E se questo cliente è un’associazione che vive delle donazioni dei privati e dei soldi vinti con le cause in tribunale, avrà ovviamente interesse a far fruttare i soldi che paga al laboratorio.

Scusate se sembrano insinuazioni, più che ragionamenti. Ma non si tratta di complottismo, bensì di ragionare cercando di capire perchè mai, se l’associazione si sente di essere dalla parte della verità e della giustizia, tuttavia non renda pubblici i dati da cui è partita per fare le denunce che fa, di modo che siano di utilità al mondo intero, scientifico e non.

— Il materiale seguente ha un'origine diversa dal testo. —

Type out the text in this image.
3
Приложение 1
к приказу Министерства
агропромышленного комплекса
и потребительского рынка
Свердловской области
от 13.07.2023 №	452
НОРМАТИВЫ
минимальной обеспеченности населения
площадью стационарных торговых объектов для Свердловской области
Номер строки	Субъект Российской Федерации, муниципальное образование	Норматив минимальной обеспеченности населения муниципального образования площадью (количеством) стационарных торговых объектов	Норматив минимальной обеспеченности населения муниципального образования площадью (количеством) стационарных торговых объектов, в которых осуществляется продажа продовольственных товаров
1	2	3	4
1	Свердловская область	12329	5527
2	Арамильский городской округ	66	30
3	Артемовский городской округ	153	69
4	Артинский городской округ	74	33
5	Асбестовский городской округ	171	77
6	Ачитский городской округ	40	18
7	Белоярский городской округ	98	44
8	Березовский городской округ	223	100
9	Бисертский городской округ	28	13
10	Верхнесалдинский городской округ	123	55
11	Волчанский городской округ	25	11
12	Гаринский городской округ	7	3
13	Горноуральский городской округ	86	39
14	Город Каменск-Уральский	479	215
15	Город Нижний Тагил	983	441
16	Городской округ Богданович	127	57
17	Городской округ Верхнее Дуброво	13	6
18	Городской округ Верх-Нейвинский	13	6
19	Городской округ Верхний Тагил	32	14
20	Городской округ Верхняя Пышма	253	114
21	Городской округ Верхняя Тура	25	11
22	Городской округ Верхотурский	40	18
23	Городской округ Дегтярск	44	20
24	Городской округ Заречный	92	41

Quindi, di cosa stiamo parlando? Come si può verificare qualcosa che appare sempre più, dopo questa analisi, come una speculazione?

Ecco perché è estremamente difficile fare debunking scientifico. Spesso si è costretti a confutare affermazioni senza fondamento, e questo è molto più difficile che non discutere tra colleghi con tesi differenti, che però giustificano con dati e ragionamenti sensati.

Avete presente i “Panama Papers”, lo scandalo finanziario? Ecco, sapete quante persone hanno lavorato, indagato, verificato dati e ricontrollato minuziosamente ogni riga, per quanti anni, prima che uscisse anche una sola affermazione? E quando tale affermazione è stata resa pubblica, a supportarla c’era e c’è, a disposizione di tutti, una mole di dati impressionante.

Provate a pensare invece agli avvocati che pagarono l’ex-medico e criminale Wakefield per creare lo studio-bufala che correlava vaccino MPR e autismo: Wakefield falsificò i dati di un suo studio malfatto e frettoloso e nel quale, si scoprì poi, aveva maltrattato i bambini coinvolti (una dozzina), creando una correlazione inesitente (ed, indirettamente, il danno peggiore ai bambini di tutto il mondo nella storia della sanità moderna a causa del panico creato), perchè gli avvocati volevano vincere (in fretta) in tribunale delle cause in cui avevano trascinato dei genitori disperati e pronti a credere a qualsiasi cosa, ed ottenere così risarcimenti milionari. Risarcimenti che, quando si scoprì la truffa, se non ricordo male, vennero annullati, creando ulteriori problemi a quelle famiglie. E si sa che negli USA la sanità pubblica è in una situazione penosa, rispetto a quella europea.

Un’affermazione come quella dell’associazione, insomma, può forse ingannare chi si lascia guidare dall’emotività anche nelle questioni razionali. Lo si può capire: si parla di cioccolato, metalli pesanti e di bambini, la mistura giusta per far leva su chi è molto sensibile.

Tuttavia, noi tutti dobbiamo fare lo sforzo, quando leggiamo questi articoli, che ogni medico di pronto soccorso fa, quando deve soccorrere una persona in pericolo di vita: pensare razionalmente, richiamando alla mente solo ciò che si sa e sa fare per salvare quella vita, lasciando i pensieri lugubri (“e se capitasse a mia moglie/ a mio marito? A mio/a figlio/a?”) per i momenti in cui tali pensieri sono affrontabili, in tranquillità e a mente fredda.